First, the artist talking: "My work explores aspects of substances beyond the idea of surface, using transparency and light," says Annie. "I've returned to the technological origins of photography to re-examine the potential of the photogram, and to explore the relationship between light and light's absence, which informs our perception of the visual world."
Now, here's the science bit, as Jennifer Aniston would say. The photogram technique uses only light, an object and light-sensitive materials, such as ice, water and glass. In layman's terms, when Halliday takes photograms, images are recorded directly on to photographic paper of the light that refracts, reflects and filters through her chosen translucent objects, be it a bottle, a car window or a shower.

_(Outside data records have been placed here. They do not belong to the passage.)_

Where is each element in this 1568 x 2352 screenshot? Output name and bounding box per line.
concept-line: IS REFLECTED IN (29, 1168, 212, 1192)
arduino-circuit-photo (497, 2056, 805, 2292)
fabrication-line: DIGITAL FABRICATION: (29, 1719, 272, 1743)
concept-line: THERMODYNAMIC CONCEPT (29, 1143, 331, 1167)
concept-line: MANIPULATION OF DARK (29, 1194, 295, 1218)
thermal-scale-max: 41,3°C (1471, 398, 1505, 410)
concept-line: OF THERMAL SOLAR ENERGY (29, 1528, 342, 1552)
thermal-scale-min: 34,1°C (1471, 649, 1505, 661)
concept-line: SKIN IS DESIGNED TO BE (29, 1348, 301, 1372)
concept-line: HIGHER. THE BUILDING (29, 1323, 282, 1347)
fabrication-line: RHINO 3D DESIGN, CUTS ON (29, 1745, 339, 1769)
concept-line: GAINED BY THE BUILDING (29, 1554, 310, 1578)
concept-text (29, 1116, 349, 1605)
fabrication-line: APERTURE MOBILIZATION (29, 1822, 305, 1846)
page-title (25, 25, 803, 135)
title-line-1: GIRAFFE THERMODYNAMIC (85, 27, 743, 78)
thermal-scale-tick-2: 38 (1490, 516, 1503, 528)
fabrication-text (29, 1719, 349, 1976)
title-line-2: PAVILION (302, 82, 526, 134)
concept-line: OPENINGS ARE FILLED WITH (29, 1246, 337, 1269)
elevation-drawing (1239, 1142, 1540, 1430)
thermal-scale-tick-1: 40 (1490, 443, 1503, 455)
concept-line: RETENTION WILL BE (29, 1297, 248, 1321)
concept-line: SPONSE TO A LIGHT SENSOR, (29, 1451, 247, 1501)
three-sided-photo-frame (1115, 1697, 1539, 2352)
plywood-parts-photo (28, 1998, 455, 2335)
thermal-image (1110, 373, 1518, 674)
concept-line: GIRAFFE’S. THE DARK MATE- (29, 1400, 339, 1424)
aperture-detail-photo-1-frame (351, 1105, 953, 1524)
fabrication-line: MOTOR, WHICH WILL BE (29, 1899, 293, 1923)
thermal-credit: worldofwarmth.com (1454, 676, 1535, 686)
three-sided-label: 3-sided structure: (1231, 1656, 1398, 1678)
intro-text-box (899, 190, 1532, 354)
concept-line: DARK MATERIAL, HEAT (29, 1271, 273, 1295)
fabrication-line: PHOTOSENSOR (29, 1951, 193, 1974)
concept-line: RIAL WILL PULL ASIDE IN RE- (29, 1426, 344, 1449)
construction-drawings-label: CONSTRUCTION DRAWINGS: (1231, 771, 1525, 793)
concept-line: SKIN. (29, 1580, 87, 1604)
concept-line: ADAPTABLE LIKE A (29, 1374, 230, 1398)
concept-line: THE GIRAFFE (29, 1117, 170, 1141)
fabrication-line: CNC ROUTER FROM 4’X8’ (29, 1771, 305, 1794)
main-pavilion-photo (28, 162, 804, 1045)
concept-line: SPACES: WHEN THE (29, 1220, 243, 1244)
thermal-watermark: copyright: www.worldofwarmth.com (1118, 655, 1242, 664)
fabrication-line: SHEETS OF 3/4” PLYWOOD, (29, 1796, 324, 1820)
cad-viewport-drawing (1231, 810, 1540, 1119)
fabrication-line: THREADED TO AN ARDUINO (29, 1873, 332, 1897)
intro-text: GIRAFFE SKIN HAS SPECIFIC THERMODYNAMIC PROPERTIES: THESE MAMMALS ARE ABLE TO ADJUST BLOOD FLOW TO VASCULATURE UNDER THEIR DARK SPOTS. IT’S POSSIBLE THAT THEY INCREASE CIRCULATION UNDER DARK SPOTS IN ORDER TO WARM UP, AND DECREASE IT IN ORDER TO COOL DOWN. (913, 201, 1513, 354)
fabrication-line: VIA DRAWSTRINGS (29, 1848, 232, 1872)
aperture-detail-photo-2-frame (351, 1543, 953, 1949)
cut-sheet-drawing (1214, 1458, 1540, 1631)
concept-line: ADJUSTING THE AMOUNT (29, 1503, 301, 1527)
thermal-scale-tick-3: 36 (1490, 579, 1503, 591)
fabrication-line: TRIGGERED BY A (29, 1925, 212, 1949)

The photogrammic image is a negative. So think of an X-ray of a mouth full of fillings, or a broken leg with a metal plate. Then think again, because while X-rays are spookily spectral and skeletal, Halliday's photograms have a haunting beauty and mystery, sometimes as impenetrable and seductive as a Cocteau Twins album sleeve, other times as enchanting and fragile as a fairy at the bottom of the garden.
The science serves the art, and so everyday objects are revealed in a new light, pun intended. Take, for example, the photogram pictured below. Entitled Baroque, it is an image of an old jug, the light registering on the glassware's light-sensitive surface as a capillary of dark lines, spidery webs and fibrous shadows.
In this X-ray world, where nature is in reverse, there remains the photographic ability to capture forever an ephemeral presence, particularly in the box installation, In The Dark, where photograms of a woman's body are mounted on its three surfaces: you sense the body has just pressed against its surface, left an impression and moved on.
There is a playful element too, whether in the Milkround title for the circular-shaped photogram of milk bottles or the rear, front and side windows of a car, arranged in assembly line order.
Who knew that such strange magic awaited release inside glass, like a Genie's bottle!